How Anthropic’s MCP Outshined OpenAI’s Function Calling
The Power of Product Design and Distribution in AI
The AI world continues to show that even groundbreaking research depends heavily on strong product design and effective distribution.
OpenAI launched function calling on June 2023, more than one year and a half ago. It was clear to me it was going to transform the way we interact with software—the Adaptive Computing I described back in 2020 when GPT-3 launched. Beside the usual few demos, it didn’t catch fire.
Anthropic MCP (Model Context Protocol) now is a streamlined, modular, reusable take on function calls, yet allowing you to achieve exactly the same as function calling, from a user experience perspective. In other words, you could have built exactly the same product back in 2023—like a natural language app to turn lights on and off—using function calling alone.
Product Design Importance
But MCP’s design wins. Function calling is basically integration work to let my LLM talk to an API. It takes time, it’s something new, and it’s custom-made for my application.
The client-server architecture of MCP allows instead to reuse the function calling capability in any application (people started with Cursor simply because it’s one of the few clients that can interface with MCP servers).
There are now hundreds of MCP servers already available that I can directly use. As a developer, I simply connect my app to an existing MCP server, pass the user query in natural language, and boom! I’ve integrated with a 3rd-party app that extends my own. It’s like what Zapier did for APIs, but simpler and way more adaptive thanks to the LLM driving it.

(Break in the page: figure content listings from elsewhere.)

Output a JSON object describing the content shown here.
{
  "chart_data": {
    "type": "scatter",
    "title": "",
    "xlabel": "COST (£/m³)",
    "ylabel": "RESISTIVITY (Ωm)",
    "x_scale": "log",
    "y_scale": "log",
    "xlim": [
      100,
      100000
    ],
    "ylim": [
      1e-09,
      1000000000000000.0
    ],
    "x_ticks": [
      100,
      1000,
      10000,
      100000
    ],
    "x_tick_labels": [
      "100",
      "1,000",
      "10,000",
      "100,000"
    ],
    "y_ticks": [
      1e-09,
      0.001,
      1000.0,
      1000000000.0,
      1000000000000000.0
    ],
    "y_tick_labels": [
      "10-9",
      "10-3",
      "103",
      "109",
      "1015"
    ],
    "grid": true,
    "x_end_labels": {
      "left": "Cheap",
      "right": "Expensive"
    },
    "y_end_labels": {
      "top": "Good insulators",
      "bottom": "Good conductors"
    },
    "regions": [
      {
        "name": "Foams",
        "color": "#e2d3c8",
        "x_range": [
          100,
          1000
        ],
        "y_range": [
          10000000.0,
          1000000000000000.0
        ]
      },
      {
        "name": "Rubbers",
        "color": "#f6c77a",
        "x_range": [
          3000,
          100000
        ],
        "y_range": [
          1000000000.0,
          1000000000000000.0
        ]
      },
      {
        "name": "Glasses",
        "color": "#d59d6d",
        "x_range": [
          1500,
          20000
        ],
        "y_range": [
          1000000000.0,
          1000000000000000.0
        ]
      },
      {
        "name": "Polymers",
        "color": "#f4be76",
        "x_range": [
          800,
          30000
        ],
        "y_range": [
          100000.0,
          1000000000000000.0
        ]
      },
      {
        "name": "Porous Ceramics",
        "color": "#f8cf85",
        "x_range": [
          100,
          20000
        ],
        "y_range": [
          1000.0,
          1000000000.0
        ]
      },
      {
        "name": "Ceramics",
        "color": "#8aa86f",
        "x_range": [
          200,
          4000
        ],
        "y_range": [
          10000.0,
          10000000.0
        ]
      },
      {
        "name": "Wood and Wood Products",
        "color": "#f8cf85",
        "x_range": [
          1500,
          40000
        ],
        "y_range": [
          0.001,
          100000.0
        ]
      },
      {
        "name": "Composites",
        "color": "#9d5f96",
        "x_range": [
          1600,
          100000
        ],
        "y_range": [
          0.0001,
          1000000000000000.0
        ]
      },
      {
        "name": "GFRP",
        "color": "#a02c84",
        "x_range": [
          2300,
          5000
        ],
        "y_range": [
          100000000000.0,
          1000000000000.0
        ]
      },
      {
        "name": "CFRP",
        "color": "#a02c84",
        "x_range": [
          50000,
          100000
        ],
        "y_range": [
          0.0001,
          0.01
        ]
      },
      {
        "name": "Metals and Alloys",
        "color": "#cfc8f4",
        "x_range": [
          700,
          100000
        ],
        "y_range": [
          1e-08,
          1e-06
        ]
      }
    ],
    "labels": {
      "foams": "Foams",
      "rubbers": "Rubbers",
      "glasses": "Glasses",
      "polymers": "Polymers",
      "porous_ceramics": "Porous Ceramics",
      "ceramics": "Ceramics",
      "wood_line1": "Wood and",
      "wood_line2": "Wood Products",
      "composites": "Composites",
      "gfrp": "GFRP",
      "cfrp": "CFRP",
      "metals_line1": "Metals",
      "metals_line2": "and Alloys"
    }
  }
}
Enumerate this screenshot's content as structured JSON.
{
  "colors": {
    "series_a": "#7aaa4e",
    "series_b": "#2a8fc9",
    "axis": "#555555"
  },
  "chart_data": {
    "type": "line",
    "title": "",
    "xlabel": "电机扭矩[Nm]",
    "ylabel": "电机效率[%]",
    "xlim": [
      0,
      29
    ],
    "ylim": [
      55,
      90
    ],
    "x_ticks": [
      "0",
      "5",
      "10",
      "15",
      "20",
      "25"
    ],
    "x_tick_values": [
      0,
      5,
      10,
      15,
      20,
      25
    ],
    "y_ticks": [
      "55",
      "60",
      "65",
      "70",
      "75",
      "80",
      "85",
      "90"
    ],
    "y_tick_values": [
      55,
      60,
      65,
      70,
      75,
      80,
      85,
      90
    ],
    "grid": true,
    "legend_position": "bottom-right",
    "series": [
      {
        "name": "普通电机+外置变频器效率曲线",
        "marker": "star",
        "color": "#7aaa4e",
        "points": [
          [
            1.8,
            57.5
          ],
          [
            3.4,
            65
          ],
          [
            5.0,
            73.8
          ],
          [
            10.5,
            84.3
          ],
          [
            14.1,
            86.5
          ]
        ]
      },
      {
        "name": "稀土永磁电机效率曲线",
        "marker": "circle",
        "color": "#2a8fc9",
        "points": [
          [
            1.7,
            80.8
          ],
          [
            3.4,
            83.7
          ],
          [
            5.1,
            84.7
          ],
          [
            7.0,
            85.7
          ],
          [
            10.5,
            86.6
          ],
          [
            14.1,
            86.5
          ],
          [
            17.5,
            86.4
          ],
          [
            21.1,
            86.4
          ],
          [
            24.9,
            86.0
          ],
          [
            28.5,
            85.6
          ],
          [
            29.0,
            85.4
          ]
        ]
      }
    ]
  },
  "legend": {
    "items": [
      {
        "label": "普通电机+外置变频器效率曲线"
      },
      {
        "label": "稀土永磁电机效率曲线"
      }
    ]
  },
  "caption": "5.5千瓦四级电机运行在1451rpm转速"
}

The real breakthrough is this: I don’t need to master third-party documentation or piece together API calls—MCP turns English user queries into seamless integrations the moment my client connects to an MCP server.
Distribution Effect
MCP itself launched in November 2024. It’s only 3 months ago, but in the age of AI, it feels like years.
Back then, nobody really reacted.
Now, suddenly, the power of the scalable AI community on X made MCP go viral. Everyone’s talking about it—those just jumping on it are making the wildest takes, those who get the connection are making money, and everyone is finally seriously looking into this new LLM capability and the opportunity it brings to deliver on Adaptive Computing.
Add product and distribution to AI research, and the magic happens.
A Word of Caution
Back in November, I was excited about MCP and quickly began integrating the first available MCP servers into my Scheduling Assistant, since it connects LLMs with Calendar and Gmail.
However, those early MCP servers offered only a limited set of “tools”, that weren't sufficient to deliver a meaningful, complete experience. As a result, I ended up having to build my own custom LLM integrations to support the practical use cases I had in mind.
My hope is that this renewed enthusiasm around MCP will lead to servers built for real-world scenarios, rather than just flashy demos that momentarily impress the X crowd, but don't hold up in production environments.